Last weekend, The Age reported on a Victorian government plan, quietly unveiled three months ago, that would revolutionise the collection of the private medical data of every Victorian who has ever used public hospitals or health services.
Known as clinical information sharing (CIS), the plan allows the Department of Health and Human Services (DHHS) to gather and collate every patient’s medical records. The records will be stored on a government database and made available to clinicians as required. The database will include information such as clinical details, demographics, attendance information, medications, allergies and adverse reactions, discharge summaries and test results.
According to the proposal, CIS will be expanded over time to include information about treatment pathways, family and social history, and lifestyle factors. The department has also flagged extending the initiative to include patient details not only from public sources but also private hospitals, general practitioners, mental health systems and ambulance services.
The need for better sharing of medical data was highlighted in an independent report commissioned by the government in 2015. It followed several potentially preventable baby deaths at the Bacchus Marsh Hospital.
While this all sounds highly meritorious, there is one problem: unlike the federal government’s controversial My Health Record, it is not possible for anyone to opt out. About 10% of people have opted out of My Health Record, which is not unexpected.
Victorians will have no such option. True, they will have access to the data through an electronic portal, but they won’t be able to change anything or delete information.
This creates a dilemma for the government: even with the best motives, when it comes to anything to do with human services, compulsion is always a sticking point. One abandons the requirement of consent at one’s peril.
Let’s examine each side of the argument.
On the one hand, assembling all medical information of all eligible people from a broad range of sources into one database provides public hospitals and health services with an immediate and complete picture of any patient’s history. Health professionals will have quick access to medical images and laboratory results.
Indeed, it is sometimes impractical to obtain the consent of a person in emergency situations when treatment is required to prevent death, serious damage to health, or significant pain or distress. This is especially so when patients are not conscious and are not on record as having given any prior consent.
CIS is also designed to facilitate access to the information in a patient’s My Health Record, including information from other states and territories.
On the other hand, there are concerns.
While sensitive to the need for privacy safeguard mechanisms, the Victorian Healthcare Association strongly recommends there be a two-year pilot scheme before the plan is rolled out. This will help ease concerns the data will simply duplicate a lot of what is contained in the My Health Record system.

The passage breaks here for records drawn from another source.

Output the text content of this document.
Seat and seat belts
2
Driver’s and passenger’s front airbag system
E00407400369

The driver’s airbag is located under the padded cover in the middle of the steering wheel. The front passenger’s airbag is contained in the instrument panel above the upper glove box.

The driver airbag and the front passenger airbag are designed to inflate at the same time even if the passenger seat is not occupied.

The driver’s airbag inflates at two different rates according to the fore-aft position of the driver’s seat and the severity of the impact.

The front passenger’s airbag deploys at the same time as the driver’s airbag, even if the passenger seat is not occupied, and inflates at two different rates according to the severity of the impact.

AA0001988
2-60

Others have been more scathing of the CIS proposal. In a blog on the Australian Health Information Technology site, a medical practitioner comments:
The idea of aggregating locally held clinical data from the private and public sector with the variably complete and timely data held in the #myHR is surely both overly complex and a uniquely difficult data management task – even if the private sector data was accessible. Of course, privacy, consent and data sensitivity issues seem not to even warrant a real mention and the claimed benefits are all pretty nebulous and unproven.
So where do we go from here?
The starting point is that governments must ensure no policy sacrifices our right to keep private what we would prefer to be private in the pursuit of a goal that can be attained by less intrusive methods. This has been the successful mantra of the drive to contain the COVID-19 pandemic.
Certainly, legislative protections are in place in Victoria for health information when it is handled by public and private sector organisations. There are general data privacy rights under the Privacy and Data Protection Act 2014, but this act does not apply to health records. The protections for these data are contained in the Health Records Act 2001, which is overseen by the Health Complaints Commissioner. It is a good system, but data protection is never completely foolproof.
Data leakage is the biggest risk to public confidence. The concern is that there are always risks associated with giving a broad range of service providers ready accessibility to highly sensitive personal records, which in turn might be used to discriminate, or even worse.
This information might include historical data concerning sexually transmitted diseases, pregnancy terminations, mental ill-health episodes, DNA tests and matters to do with family violence and child protection. This material can be highly embarrassing to some people. In the wrong hands (journalists, insurance companies, private investigators, personal opponents), it could be politically and personally damaging.
The CIS is a three-year initiative. The project is in phase one, and the DHHS is seeking feedback. The public will need assurances that CIS will be able to balance appropriately the public interest in the legitimate and essential use of that information with the public interest in protecting the privacy of health information.
If parliament is to amend the Health Records Act and abandon the requirement of consent, it will need to be rock solid behind data security assurances, and emphatic in its list of uses to which the data can be put. The Victorian government cannot afford to get this wrong.